The GTK development team has just announced GTK 4.0; The latest stable version of the popular graphical user interfaces development toolkit. After 4 years of continuous work, the GTK 4.0 series brings tremendous changes over the GTK 3.X branch.

You can read more about these changes in details from the official GTK blog post, which we’ll not copy here since you’d need to see the detailed videos and screenshots by yourself.

However, there are some interesting remarks about GTK 4.0

Some API Stability At Last

GTK 4.0 is marked as API-stable; Meaning that if you were a software developer and you wanted to build a UI for your program using GTK 4.0, then you don’t need to be afraid of API-breaking changes in GTK 4.2, 4.4 or 4.6, as they will not exist at all.

The GTK development team is committed into making the API stable and backward compatible for all the minor versions in the stable 4.X branch:

“This API series will be considered stable.
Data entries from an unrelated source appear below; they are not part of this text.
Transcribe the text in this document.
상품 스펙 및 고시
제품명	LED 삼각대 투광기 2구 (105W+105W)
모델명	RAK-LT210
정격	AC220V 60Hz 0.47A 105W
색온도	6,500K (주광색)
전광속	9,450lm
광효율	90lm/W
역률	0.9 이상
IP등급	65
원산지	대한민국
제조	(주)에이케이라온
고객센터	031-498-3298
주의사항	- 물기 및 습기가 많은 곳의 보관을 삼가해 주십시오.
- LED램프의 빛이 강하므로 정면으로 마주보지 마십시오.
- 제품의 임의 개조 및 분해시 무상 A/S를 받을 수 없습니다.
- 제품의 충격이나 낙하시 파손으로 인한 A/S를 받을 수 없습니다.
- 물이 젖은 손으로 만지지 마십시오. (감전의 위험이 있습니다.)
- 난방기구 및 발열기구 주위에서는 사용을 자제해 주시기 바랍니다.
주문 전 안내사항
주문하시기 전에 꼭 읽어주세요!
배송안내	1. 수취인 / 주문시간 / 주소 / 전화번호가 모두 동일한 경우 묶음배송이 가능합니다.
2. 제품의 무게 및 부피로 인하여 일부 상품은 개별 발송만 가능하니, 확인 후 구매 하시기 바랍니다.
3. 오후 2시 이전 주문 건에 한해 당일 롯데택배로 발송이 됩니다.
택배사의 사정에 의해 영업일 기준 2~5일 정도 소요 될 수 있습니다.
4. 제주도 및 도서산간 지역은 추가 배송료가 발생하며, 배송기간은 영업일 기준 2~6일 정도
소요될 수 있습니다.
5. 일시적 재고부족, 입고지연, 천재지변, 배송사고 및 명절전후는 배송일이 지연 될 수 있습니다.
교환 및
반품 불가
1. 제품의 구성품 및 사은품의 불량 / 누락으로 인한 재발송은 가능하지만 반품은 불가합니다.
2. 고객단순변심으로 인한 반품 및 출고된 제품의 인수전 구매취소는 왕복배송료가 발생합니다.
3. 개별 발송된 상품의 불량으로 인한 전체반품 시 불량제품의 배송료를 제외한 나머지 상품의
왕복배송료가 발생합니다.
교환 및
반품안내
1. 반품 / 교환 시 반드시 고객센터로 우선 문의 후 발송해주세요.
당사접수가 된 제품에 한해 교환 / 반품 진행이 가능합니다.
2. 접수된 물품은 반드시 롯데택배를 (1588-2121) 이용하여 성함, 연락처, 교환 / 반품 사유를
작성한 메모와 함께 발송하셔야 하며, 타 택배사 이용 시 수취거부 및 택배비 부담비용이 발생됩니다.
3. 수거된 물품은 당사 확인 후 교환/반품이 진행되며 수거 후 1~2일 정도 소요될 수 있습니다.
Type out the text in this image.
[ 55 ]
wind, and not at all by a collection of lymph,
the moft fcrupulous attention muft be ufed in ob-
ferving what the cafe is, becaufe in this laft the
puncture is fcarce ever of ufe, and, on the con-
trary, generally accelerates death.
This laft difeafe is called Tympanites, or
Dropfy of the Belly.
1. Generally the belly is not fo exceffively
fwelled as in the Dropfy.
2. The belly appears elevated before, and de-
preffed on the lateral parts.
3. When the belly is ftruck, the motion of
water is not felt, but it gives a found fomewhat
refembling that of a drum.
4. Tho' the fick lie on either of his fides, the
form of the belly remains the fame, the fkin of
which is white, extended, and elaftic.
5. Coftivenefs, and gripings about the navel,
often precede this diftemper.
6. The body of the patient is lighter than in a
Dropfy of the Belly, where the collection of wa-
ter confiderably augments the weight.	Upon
New minor releases may introduce new widgets, or update the implementation of windowing system protocols in the GDK backends, but no additional features or theme changes will be allowed”

GTK DEVS

Which means that as a software developer, you can start porting your GTK 3 application into GTK 4.0 right now.

GTK 4.2 and 4.4 may add some new features, but they will never screw up your software, as the developers promise.

Each major GTK version (E.g 5.X or 6.X) are expected to be released after 2-3 years.

Feels Bad For The Latest Arrivals

Xfce 4.14 took 4 and half years to port from GTK 2 to GTK 3, and barely finished around just one year ago.

GIMP, the original program for which the entire GTK toolkit was written in the first place, released GIMP 2.99.2 just one month ago, finally featuring the GTK 3 interface by default.

It feels bad for these projects which now find their selves in need of porting to GTK 4.0, to enjoy its new features.

Of course, none of these projects have to start immediately porting to GTK 4.0. But GTK 5.0 should be released in around 2-3 years according to the current plans announced by the GTK team, and hence these projects should definitely speed up or they will miss GTK 4.X as well.

GIMP started working initially on the GTK 3 port in 2012, and didn’t finish until 2020. How many years will it take it to port to GTK 4? One can wonder.

These large projects seem to take more than 3 years to completely finish their ports, which means that in the future, they might need to skip some GTK releases in order to not keep repeating the porting process each few years.

It is for this reason, Blender, one of the most successful open source projects in history, chose to build its own UI toolkit and made it under its control rather than depending on another party to build it. (It is a custom UI built on OpenGL).

But should GIMP and Xfce and similar projects do the same? Only time will tell.

For now, you can download GTK 4.0 from its official website, or expect its arrival soon in your distribution’s official repositories.